Modality-Agnostic fMRI Decoding of Vision and Language

Mitja Nikolaus,Milad Mozafari,Nicholas Asher,Leila Reddy,Rufin VanRullen

2024-03-18

Abstract:Previous studies have shown that it is possible to map brain activation data of subjects viewing images onto the feature representation space of not only vision models (modality-specific decoding) but also language models (cross-modal decoding). In this work, we introduce and use a new large-scale fMRI dataset (~8,500 trials per subject) of people watching both images and text descriptions of such images. This novel dataset enables the development of modality-agnostic decoders: a single decoder that can predict which stimulus a subject is seeing, irrespective of the modality (image or text) in which the stimulus is presented. We train and evaluate such decoders to map brain signals onto stimulus representations from a large range of publicly available vision, language and multimodal (vision+language) models. Our findings reveal that (1) modality-agnostic decoders perform as well as (and sometimes even better than) modality-specific decoders (2) modality-agnostic decoders mapping brain data onto representations from unimodal models perform as well as decoders relying on multimodal representations (3) while language and low-level visual (occipital) brain regions are best at decoding text and image stimuli, respectively, high-level visual (temporal) regions perform well on both stimulus types.

Computer Vision and Pattern Recognition,Computation and Language

What problem does this paper attempt to address?

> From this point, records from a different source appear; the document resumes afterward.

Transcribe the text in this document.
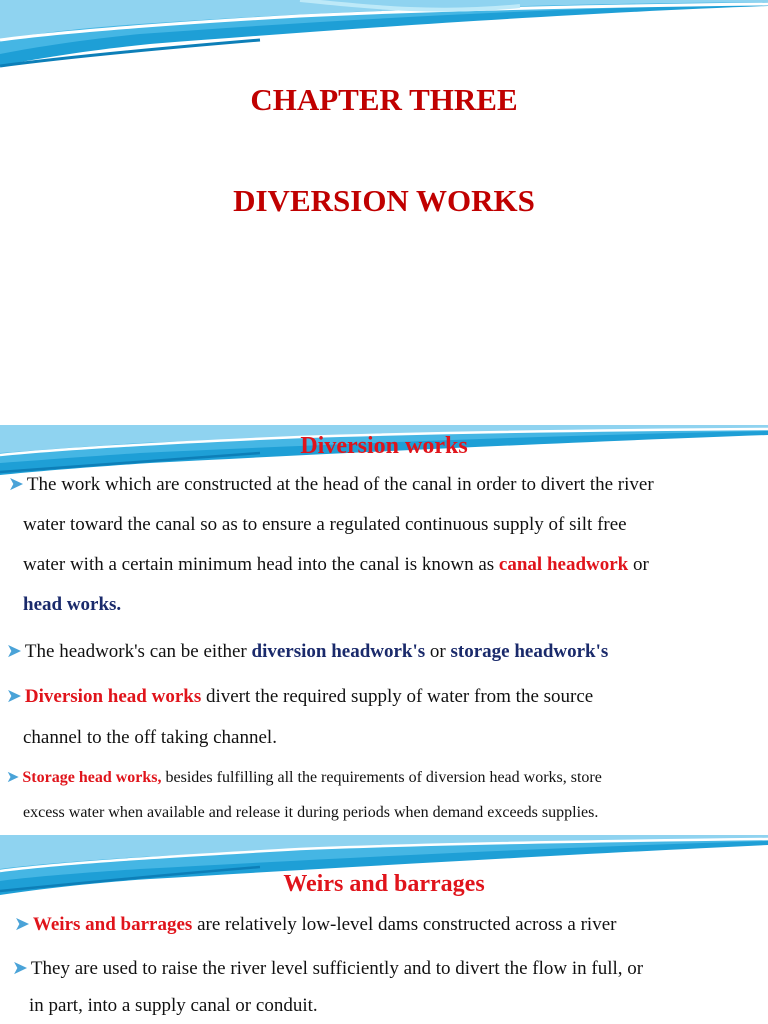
CHAPTER THREE
DIVERSION WORKS
Diversion works
➤ The work which are constructed at the head of the canal in order to divert the river
water toward the canal so as to ensure a regulated continuous supply of silt free
water with a certain minimum head into the canal is known as canal headwork or
head works.
➤ The headwork's can be either diversion headwork's or storage headwork's
➤ Diversion head works divert the required supply of water from the source
channel to the off taking channel.
➤ Storage head works, besides fulfilling all the requirements of diversion head works, store
excess water when available and release it during periods when demand exceeds supplies.
Weirs and barrages
➤ Weirs and barrages are relatively low-level dams constructed across a river
➤ They are used to raise the river level sufficiently and to divert the flow in full, or
in part, into a supply canal or conduit.
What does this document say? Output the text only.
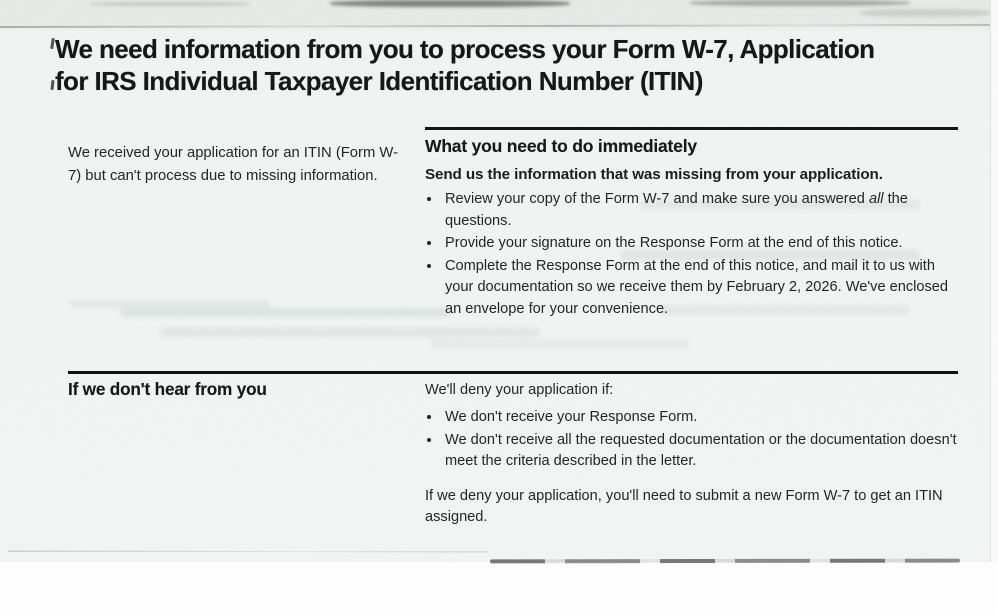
We need information from you to process your Form W-7, Application
for IRS Individual Taxpayer Identification Number (ITIN)

We received your application for an ITIN (Form W-7) but can't process due to missing information.

What you need to do immediately

Send us the information that was missing from your application.

• Review your copy of the Form W-7 and make sure you answered all the questions.
• Provide your signature on the Response Form at the end of this notice.
• Complete the Response Form at the end of this notice, and mail it to us with your documentation so we receive them by February 2, 2026. We've enclosed an envelope for your convenience.
If we don't hear from you	We'll deny your application if:

• We don't receive your Response Form.
• We don't receive all the requested documentation or the documentation doesn't meet the criteria described in the letter.

If we deny your application, you'll need to submit a new Form W-7 to get an ITIN assigned.
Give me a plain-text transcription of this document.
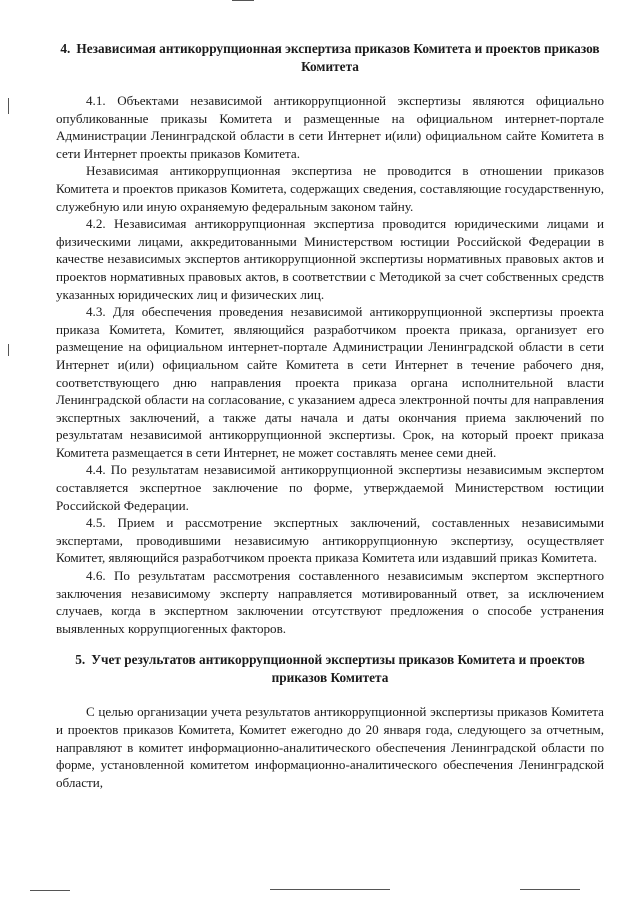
4. Независимая антикоррупционная экспертиза приказов Комитета и проектов приказов Комитета

4.1. Объектами независимой антикоррупционной экспертизы являются официально опубликованные приказы Комитета и размещенные на официальном интернет-портале Администрации Ленинградской области в сети Интернет и(или) официальном сайте Комитета в сети Интернет проекты приказов Комитета.

Независимая антикоррупционная экспертиза не проводится в отношении приказов Комитета и проектов приказов Комитета, содержащих сведения, составляющие государственную, служебную или иную охраняемую федеральным законом тайну.

4.2. Независимая антикоррупционная экспертиза проводится юридическими лицами и физическими лицами, аккредитованными Министерством юстиции Российской Федерации в качестве независимых экспертов антикоррупционной экспертизы нормативных правовых актов и проектов нормативных правовых актов, в соответствии с Методикой за счет собственных средств указанных юридических лиц и физических лиц.

4.3. Для обеспечения проведения независимой антикоррупционной экспертизы проекта приказа Комитета, Комитет, являющийся разработчиком проекта приказа, организует его размещение на официальном интернет-портале Администрации Ленинградской области в сети Интернет и(или) официальном сайте Комитета в сети Интернет в течение рабочего дня, соответствующего дню направления проекта приказа органа исполнительной власти Ленинградской области на согласование, с указанием адреса электронной почты для направления экспертных заключений, а также даты начала и даты окончания приема заключений по результатам независимой антикоррупционной экспертизы. Срок, на который проект приказа Комитета размещается в сети Интернет, не может составлять менее семи дней.

4.4. По результатам независимой антикоррупционной экспертизы независимым экспертом составляется экспертное заключение по форме, утверждаемой Министерством юстиции Российской Федерации.

4.5. Прием и рассмотрение экспертных заключений, составленных независимыми экспертами, проводившими независимую антикоррупционную экспертизу, осуществляет Комитет, являющийся разработчиком проекта приказа Комитета или издавший приказ Комитета.

4.6. По результатам рассмотрения составленного независимым экспертом экспертного заключения независимому эксперту направляется мотивированный ответ, за исключением случаев, когда в экспертном заключении отсутствуют предложения о способе устранения выявленных коррупциогенных факторов.

5. Учет результатов антикоррупционной экспертизы приказов Комитета и проектов приказов Комитета

С целью организации учета результатов антикоррупционной экспертизы приказов Комитета и проектов приказов Комитета, Комитет ежегодно до 20 января года, следующего за отчетным, направляют в комитет информационно-аналитического обеспечения Ленинградской области по форме, установленной комитетом информационно-аналитического обеспечения Ленинградской области,
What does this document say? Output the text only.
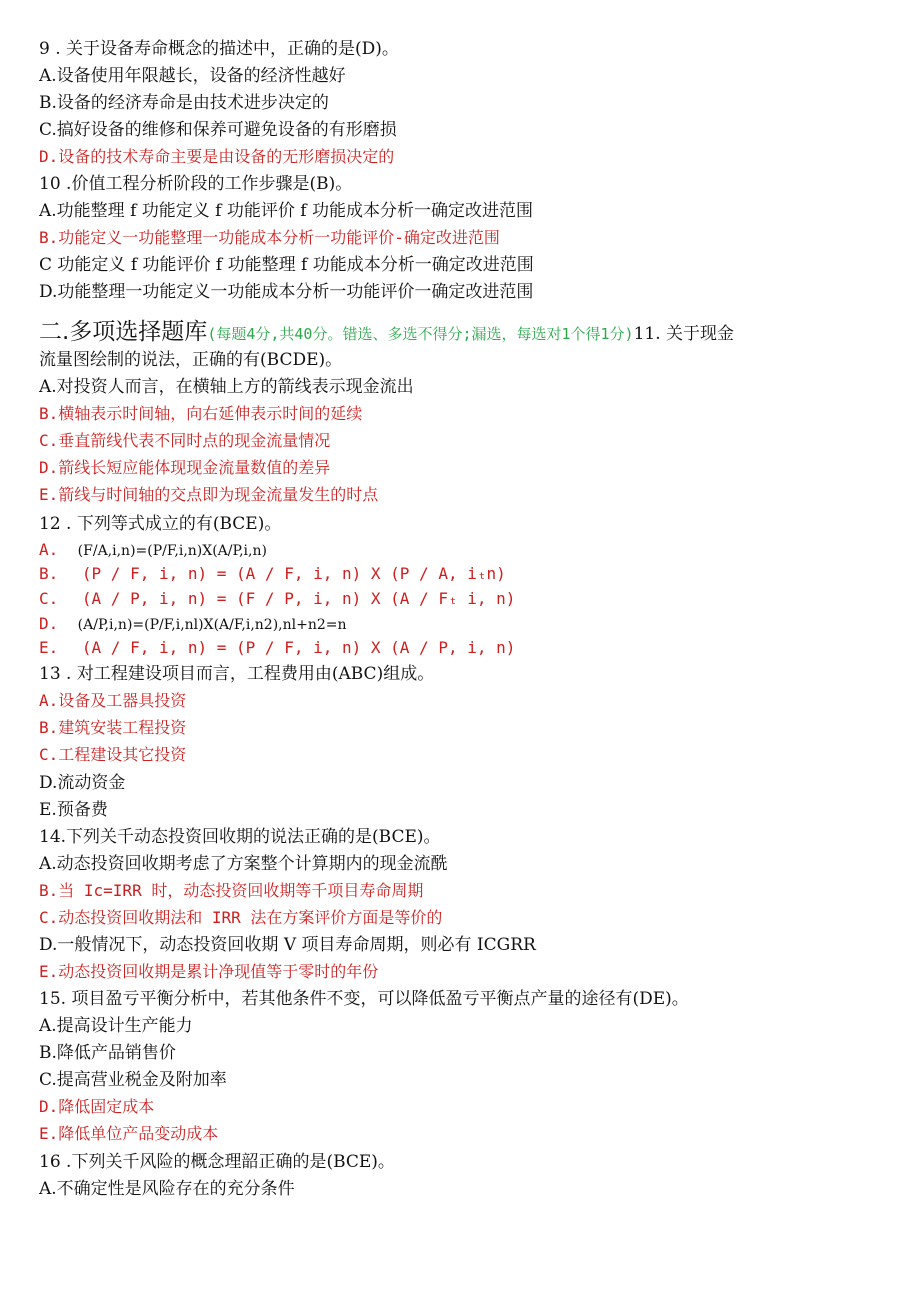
9 . 关于设备寿命概念的描述中，正确的是(D)。
A.设备使用年限越长，设备的经济性越好
B.设备的经济寿命是由技术进步决定的
C.搞好设备的维修和保养可避免设备的有形磨损
D.设备的技术寿命主要是由设备的无形磨损决定的
10 .价值工程分析阶段的工作步骤是(B)。
A.功能整理 f 功能定义 f 功能评价 f 功能成本分析一确定改进范围
B.功能定义一功能整理一功能成本分析一功能评价-确定改进范围
C 功能定义 f 功能评价 f 功能整理 f 功能成本分析一确定改进范围
D.功能整理一功能定义一功能成本分析一功能评价一确定改进范围
二.多项选择题库(每题4分,共40分。错选、多选不得分;漏选，每选对1个得1分)11. 关于现金
流量图绘制的说法，正确的有(BCDE)。
A.对投资人而言，在横轴上方的箭线表示现金流出
B.横轴表示时间轴，向右延伸表示时间的延续
C.垂直箭线代表不同时点的现金流量情况
D.箭线长短应能体现现金流量数值的差异
E.箭线与时间轴的交点即为现金流量发生的时点
12 . 下列等式成立的有(BCE)。
A. (F/A,i,n)=(P/F,i,n)X(A/P,i,n)
B. (P / F, i, n) = (A / F, i, n) X (P / A, iₜn)
C. (A / P, i, n) = (F / P, i, n) X (A / Fₜ i, n)
D. (A/P,i,n)=(P/F,i,nl)X(A/F,i,n2),nl+n2=n
E. (A / F, i, n) = (P / F, i, n) X (A / P, i, n)
13 . 对工程建设项目而言，工程费用由(ABC)组成。
A.设备及工器具投资
B.建筑安装工程投资
C.工程建设其它投资
D.流动资金
E.预备费
14.下列关千动态投资回收期的说法正确的是(BCE)。
A.动态投资回收期考虑了方案整个计算期内的现金流酰
B.当 Ic=IRR 时，动态投资回收期等千项目寿命周期
C.动态投资回收期法和 IRR 法在方案评价方面是等价的
D.一般情况下，动态投资回收期 V 项目寿命周期，则必有 ICGRR
E.动态投资回收期是累计净现值等于零时的年份
15. 项目盈亏平衡分析中，若其他条件不变，可以降低盈亏平衡点产量的途径有(DE)。
A.提高设计生产能力
B.降低产品销售价
C.提高营业税金及附加率
D.降低固定成本
E.降低单位产品变动成本
16 .下列关千风险的概念理韶正确的是(BCE)。
A.不确定性是风险存在的充分条件
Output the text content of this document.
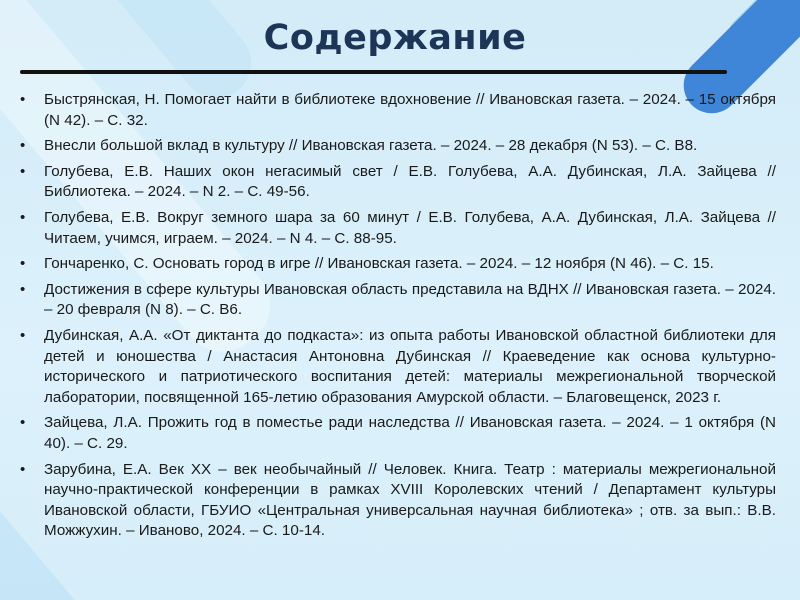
Содержание
• Быстрянская, Н. Помогает найти в библиотеке вдохновение // Ивановская газета. – 2024. – 15 октября (N 42). – С. 32.
• Внесли большой вклад в культуру // Ивановская газета. – 2024. – 28 декабря (N 53). – С. В8.
• Голубева, Е.В. Наших окон негасимый свет / Е.В. Голубева, А.А. Дубинская, Л.А. Зайцева // Библиотека. – 2024. – N 2. – С. 49-56.
• Голубева, Е.В. Вокруг земного шара за 60 минут / Е.В. Голубева, А.А. Дубинская, Л.А. Зайцева // Читаем, учимся, играем. – 2024. – N 4. – С. 88-95.
• Гончаренко, С. Основать город в игре // Ивановская газета. – 2024. – 12 ноября (N 46). – С. 15.
• Достижения в сфере культуры Ивановская область представила на ВДНХ // Ивановская газета. – 2024. – 20 февраля (N 8). – С. В6.
• Дубинская, А.А. «От диктанта до подкаста»: из опыта работы Ивановской областной библиотеки для детей и юношества / Анастасия Антоновна Дубинская // Краеведение как основа культурно-исторического и патриотического воспитания детей: материалы межрегиональной творческой лаборатории, посвященной 165-летию образования Амурской области. – Благовещенск, 2023 г.
• Зайцева, Л.А. Прожить год в поместье ради наследства // Ивановская газета. – 2024. – 1 октября (N 40). – С. 29.
• Зарубина, Е.А. Век XX – век необычайный // Человек. Книга. Театр : материалы межрегиональной научно-практической конференции в рамках XVIII Королевских чтений / Департамент культуры Ивановской области, ГБУИО «Центральная универсальная научная библиотека» ; отв. за вып.: В.В. Можжухин. – Иваново, 2024. – С. 10-14.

The paper attempts to address the problem of developing a model capable of cross-modal decoding of brain activity, i.e., a single decoder that can predict the stimuli the subject is viewing (whether images or text descriptions) without prior knowledge of the specific modality of the stimuli. Specifically, the researchers utilized a new large-scale fMRI dataset that includes brain activation data of subjects while viewing images and corresponding text descriptions. By training and evaluating this cross-modal decoder, the researchers aim to explore the following points: 1. **Performance of the Cross-Modal Decoder**: Verify whether the cross-modal decoder can achieve similar or even better performance compared to modality-specific decoders (e.g., decoders targeting only vision or language). 2. **Multimodal vs. Unimodal Representations**: Compare the decoding effectiveness based on features from unimodal models (vision or language models) and multimodal models (models combining vision and language) to determine which type of model features are more beneficial for cross-modal decoding. 3. **Decoding Ability of Different Brain Regions**: Analyze the performance of different brain regions (such as low-level visual areas, high-level visual areas, and language-related areas) in decoding image and text stimuli, and explore which brain regions perform better in cross-modal decoding. Through these studies, the paper aims to advance the understanding of how the brain processes and integrates information from different modalities and provide new tools and methods for future cross-modal neuroscience research.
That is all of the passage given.